Cyprus Mail

‘So, where’s the pork?’

Pig farmers are complaining that butchers are selling frozen meat as locally produced

By Constantinos Psillides

BUTCHERS and restaurants are trying to pass off imported frozen pork as local at the expense of consumers’ health, the Pig Farmers Association (PFA) head Giorgos Neofytou said yesterday, calling on the government to step in and take measures to deal with the issue.

Neofytou told the Cyprus Mail that this is the latest in a long chain of problems plaguing local pork producers, which led to a decrease in pork output of up to 50 per cent in the recent years.

“We simply cannot cope anymore. Mounting debts, licensing fees, remodelling farms to comply with EU environmental standards, fall in meat consumption and falling prices are driving pig farmers out of work. The majority of my fellow farmers left the profession and production dropped by 50 per cent. We are at the brink. We want the government to step in and deal with this problem. It’s unacceptable that consumers are being cheated like this. People should know where the meat they are buying comes from,” said Neofytou.

The PFA head told the Cyprus Mail that a number of butcheries import frozen pork meat from other EU countries at a cheaper price, de-frost it and try to pass it off as local.

“We advise consumers to specifically ask for local meat and not just buy what the butcher is selling,” said Neofytou.

Asked to identify those butchers, Neofytou said that he didn’t wish to hurt anyone. The head of the PFA said that he will meet with Agriculture minister Nicos Kouyialis some time next week to discuss the issue at length.

The head of the Butchers Association, Costas Livadiotis, dismisses the accusations, telling the Cyprus Mail that the PFA is shooting itself in the foot. “You know what’s the only thing they will achieve? People not eating pork. That’s the only outcome of this exaggerated complaint,” said Livadiotis, claiming that this is a minor problem not worth the fuss.
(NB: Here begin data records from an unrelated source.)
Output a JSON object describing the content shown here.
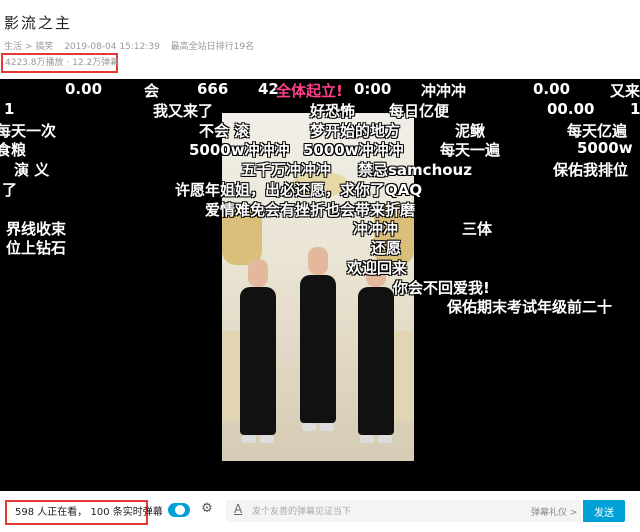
{
  "header": {
    "title": "影流之主",
    "category": "生活",
    "separator": ">",
    "subcategory": "搞笑",
    "datetime": "2019-08-04 15:12:39",
    "rank": "最高全站日排行19名"
  },
  "stats": {
    "views": "4223.8万播放",
    "dot": "·",
    "danmaku": "12.2万弹幕"
  },
  "danmaku": [
    {
      "text": "0.00",
      "color": "#ffffff"
    },
    {
      "text": "会",
      "color": "#ffffff"
    },
    {
      "text": "666",
      "color": "#ffffff"
    },
    {
      "text": "42",
      "color": "#ffffff"
    },
    {
      "text": "全体起立!",
      "color": "#ff3f8a"
    },
    {
      "text": "0:00",
      "color": "#ffffff"
    },
    {
      "text": "冲冲冲",
      "color": "#ffffff"
    },
    {
      "text": "0.00",
      "color": "#ffffff"
    },
    {
      "text": "又来",
      "color": "#ffffff"
    },
    {
      "text": "1",
      "color": "#ffffff"
    },
    {
      "text": "我又来了",
      "color": "#ffffff"
    },
    {
      "text": "好恐怖",
      "color": "#ffffff"
    },
    {
      "text": "每日亿便",
      "color": "#ffffff"
    },
    {
      "text": "00.00",
      "color": "#ffffff"
    },
    {
      "text": "1",
      "color": "#ffffff"
    },
    {
      "text": "每天一次",
      "color": "#ffffff"
    },
    {
      "text": "不会 滚",
      "color": "#ffffff"
    },
    {
      "text": "梦开始的地方",
      "color": "#ffffff"
    },
    {
      "text": "泥鳅",
      "color": "#ffffff"
    },
    {
      "text": "每天亿遍",
      "color": "#ffffff"
    },
    {
      "text": "食粮",
      "color": "#ffffff"
    },
    {
      "text": "5000w冲冲冲",
      "color": "#ffffff"
    },
    {
      "text": "5000w冲冲冲",
      "color": "#ffffff"
    },
    {
      "text": "每天一遍",
      "color": "#ffffff"
    },
    {
      "text": "5000w",
      "color": "#ffffff"
    },
    {
      "text": "演 义",
      "color": "#ffffff"
    },
    {
      "text": "五千万冲冲冲",
      "color": "#ffffff"
    },
    {
      "text": "禁忌samchouz",
      "color": "#ffffff"
    },
    {
      "text": "保佑我排位",
      "color": "#ffffff"
    },
    {
      "text": "了",
      "color": "#ffffff"
    },
    {
      "text": "许愿年姐姐，出必还愿，求你了QAQ",
      "color": "#ffffff"
    },
    {
      "text": "爱情难免会有挫折也会带来折磨",
      "color": "#ffffff"
    },
    {
      "text": "界线收束",
      "color": "#ffffff"
    },
    {
      "text": "冲冲冲",
      "color": "#ffffff"
    },
    {
      "text": "三体",
      "color": "#ffffff"
    },
    {
      "text": "位上钻石",
      "color": "#ffffff"
    },
    {
      "text": "还愿",
      "color": "#ffffff"
    },
    {
      "text": "欢迎回来",
      "color": "#ffffff"
    },
    {
      "text": "你会不回爱我!",
      "color": "#ffffff"
    },
    {
      "text": "保佑期末考试年级前二十",
      "color": "#ffffff"
    }
  ],
  "footer": {
    "viewers_count": "598",
    "viewers_text": "人正在看，",
    "live_count": "100",
    "live_text": "条实时弹幕",
    "input_placeholder": "发个友善的弹幕见证当下",
    "etiquette": "弹幕礼仪 >",
    "send": "发送"
  },
  "colors": {
    "accent": "#00a1d6",
    "highlight_box": "#e53935"
  }
}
“I don’t know anyone dumb enough to do this. This is not canned goods. You can’t just freeze, de-frost and re-freeze raw meat. There is a good chance it could go bad and the butcher will end up poisoning people. Who is going to buy from him then? The risk is too big to take. I’m not saying that nobody does it. I’m just saying that it’s probably only a couple of butchers. This is mainly a restaurant practice.”

The head of the butchers’ association pointed out that some restaurant owners –mainly kebab houses – prefer to import their own meat than to buy locally.

“It’s their right to do so. This is a free market and importing pork is cheaper than buying it here,” Livadiotis said.

“Maybe the Agriculture ministry could step in and force restaurant owners to properly label items on the menu, informing the consumer beforehand that they serve frozen pork. The same way fish taverns are obliged to inform customers when fish on the menu is frozen. Maybe then, consumers would ask for local pork so the problem will be resolved.”

According to Livadiotis, 3,000 tons of fresh pork are imported in Cyprus every year, along with 1,500 tons of frozen pork. The meat is mainly imported from Holland and Belgium. He claims that the majority of imports end up in the deli industry.

“Cypriots love their meat and especially their pork. And always choose local over imported,” stressed Livadiotis, adding that de-frosted pork sold for local is a minor problem compared to the other problems in the industry. “Pork consumption has dropped drastically, while pork prices are still very high.

Businesses that import their pork do so because they buy it cheaper and sell it a higher profit.”

Livadiotis pledged to name and shame anyone who buys frozen meat and tries to pass it off as fresh.

“Don’t give us vague accusations. Give us specifics. If the Pig Farmers Association can point out who does this, we will oust them to protect consumers,” said Livadiotis.